Patterns Inside Characters
Chinese characters aren't arbitrary shapes — they're built from a set of recurring components called radicals. The "water" radical (氵) appears in 河 (hé, river), 海 (hǎi, ocean), and 湖 (hú, lake). The "mouth" radical (口) shows up in 吃 (chī, eat), 喝 (hē, drink), and 唱 (chàng, sing). Once you learn to spot these patterns, unfamiliar characters start making sense before you even look them up.
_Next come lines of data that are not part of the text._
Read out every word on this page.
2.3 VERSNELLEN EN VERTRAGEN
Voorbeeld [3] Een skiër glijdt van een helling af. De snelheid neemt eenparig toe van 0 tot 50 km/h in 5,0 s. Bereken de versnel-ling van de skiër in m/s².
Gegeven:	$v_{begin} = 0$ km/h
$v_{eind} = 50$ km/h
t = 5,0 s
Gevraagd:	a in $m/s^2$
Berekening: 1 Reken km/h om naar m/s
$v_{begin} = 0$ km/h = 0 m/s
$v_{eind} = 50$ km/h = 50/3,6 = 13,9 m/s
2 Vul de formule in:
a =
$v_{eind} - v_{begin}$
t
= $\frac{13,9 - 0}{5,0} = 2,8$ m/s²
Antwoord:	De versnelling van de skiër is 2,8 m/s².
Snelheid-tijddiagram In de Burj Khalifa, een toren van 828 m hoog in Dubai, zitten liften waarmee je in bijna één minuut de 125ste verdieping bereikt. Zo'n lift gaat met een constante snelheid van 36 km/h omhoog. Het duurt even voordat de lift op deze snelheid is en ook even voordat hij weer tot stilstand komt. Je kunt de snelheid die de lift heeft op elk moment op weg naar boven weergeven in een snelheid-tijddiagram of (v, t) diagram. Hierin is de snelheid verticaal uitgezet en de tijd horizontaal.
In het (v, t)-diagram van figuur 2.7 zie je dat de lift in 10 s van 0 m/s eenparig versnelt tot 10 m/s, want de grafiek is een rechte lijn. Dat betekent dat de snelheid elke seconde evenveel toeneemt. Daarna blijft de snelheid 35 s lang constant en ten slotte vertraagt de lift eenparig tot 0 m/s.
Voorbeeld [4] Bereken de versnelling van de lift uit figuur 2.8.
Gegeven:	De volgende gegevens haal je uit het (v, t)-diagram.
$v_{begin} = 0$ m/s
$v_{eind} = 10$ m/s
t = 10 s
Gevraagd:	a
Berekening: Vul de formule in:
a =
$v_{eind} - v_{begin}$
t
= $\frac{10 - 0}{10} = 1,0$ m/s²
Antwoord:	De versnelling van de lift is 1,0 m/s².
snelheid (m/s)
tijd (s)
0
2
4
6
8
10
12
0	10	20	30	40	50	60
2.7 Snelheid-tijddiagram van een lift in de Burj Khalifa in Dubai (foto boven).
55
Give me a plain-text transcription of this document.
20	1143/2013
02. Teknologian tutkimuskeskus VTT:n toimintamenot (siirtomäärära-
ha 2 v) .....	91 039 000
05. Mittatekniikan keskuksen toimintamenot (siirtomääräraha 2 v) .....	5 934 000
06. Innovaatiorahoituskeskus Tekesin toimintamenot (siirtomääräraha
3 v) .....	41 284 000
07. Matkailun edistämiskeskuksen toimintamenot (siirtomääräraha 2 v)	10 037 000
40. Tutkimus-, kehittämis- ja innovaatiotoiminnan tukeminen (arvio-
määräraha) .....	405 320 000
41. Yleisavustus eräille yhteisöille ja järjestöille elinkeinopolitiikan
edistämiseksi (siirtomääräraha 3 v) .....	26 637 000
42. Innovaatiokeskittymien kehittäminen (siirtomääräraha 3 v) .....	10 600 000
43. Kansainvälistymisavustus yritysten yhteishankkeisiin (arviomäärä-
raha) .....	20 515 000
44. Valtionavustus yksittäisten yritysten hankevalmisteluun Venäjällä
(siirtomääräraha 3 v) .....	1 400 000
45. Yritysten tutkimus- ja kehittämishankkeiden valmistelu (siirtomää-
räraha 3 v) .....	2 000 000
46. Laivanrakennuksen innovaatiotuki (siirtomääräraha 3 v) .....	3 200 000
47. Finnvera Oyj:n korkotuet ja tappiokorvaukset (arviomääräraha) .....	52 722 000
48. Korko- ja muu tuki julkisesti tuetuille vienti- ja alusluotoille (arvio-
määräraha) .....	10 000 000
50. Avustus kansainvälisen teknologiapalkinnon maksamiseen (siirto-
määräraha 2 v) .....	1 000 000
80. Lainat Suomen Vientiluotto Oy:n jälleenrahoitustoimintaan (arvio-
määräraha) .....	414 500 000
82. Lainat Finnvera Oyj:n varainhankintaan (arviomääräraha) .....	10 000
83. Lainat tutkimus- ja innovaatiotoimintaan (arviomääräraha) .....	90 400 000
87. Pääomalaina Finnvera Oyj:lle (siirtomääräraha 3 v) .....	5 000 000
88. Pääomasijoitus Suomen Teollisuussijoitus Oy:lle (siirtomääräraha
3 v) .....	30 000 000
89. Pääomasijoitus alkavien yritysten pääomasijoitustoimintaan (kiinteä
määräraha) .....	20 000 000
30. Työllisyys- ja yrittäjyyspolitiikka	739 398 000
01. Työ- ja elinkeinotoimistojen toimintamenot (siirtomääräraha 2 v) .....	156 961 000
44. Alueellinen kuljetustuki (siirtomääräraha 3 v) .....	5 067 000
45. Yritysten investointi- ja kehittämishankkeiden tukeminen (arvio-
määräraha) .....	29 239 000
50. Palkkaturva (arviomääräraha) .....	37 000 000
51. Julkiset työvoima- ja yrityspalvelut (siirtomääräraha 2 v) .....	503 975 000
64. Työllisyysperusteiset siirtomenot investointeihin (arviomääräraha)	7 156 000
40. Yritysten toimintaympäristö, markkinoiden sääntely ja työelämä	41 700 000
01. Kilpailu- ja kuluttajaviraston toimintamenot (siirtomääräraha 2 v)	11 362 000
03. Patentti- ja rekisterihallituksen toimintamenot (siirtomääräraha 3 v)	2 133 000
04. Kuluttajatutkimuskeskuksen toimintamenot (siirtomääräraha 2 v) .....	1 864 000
Introduced at the Right Time
Radicals are abstract concepts that only click once you've seen enough real characters to anchor them. That's why duiduidui! waits until you've built a solid foundation of characters before introducing radicals. By then, you have plenty of concrete examples — so when you learn that 氵 means "water," you can immediately connect it to the water-related characters you already know.
Common Radicals First
Not all radicals are equally useful. The dictionary prioritizes radicals that appear in the most characters, so you learn the highest-leverage patterns first. A radical that shows up in dozens of characters you've already encountered is far more valuable than one that appears in just a handful of rare ones. The difficulty scoring system ensures this natural ordering.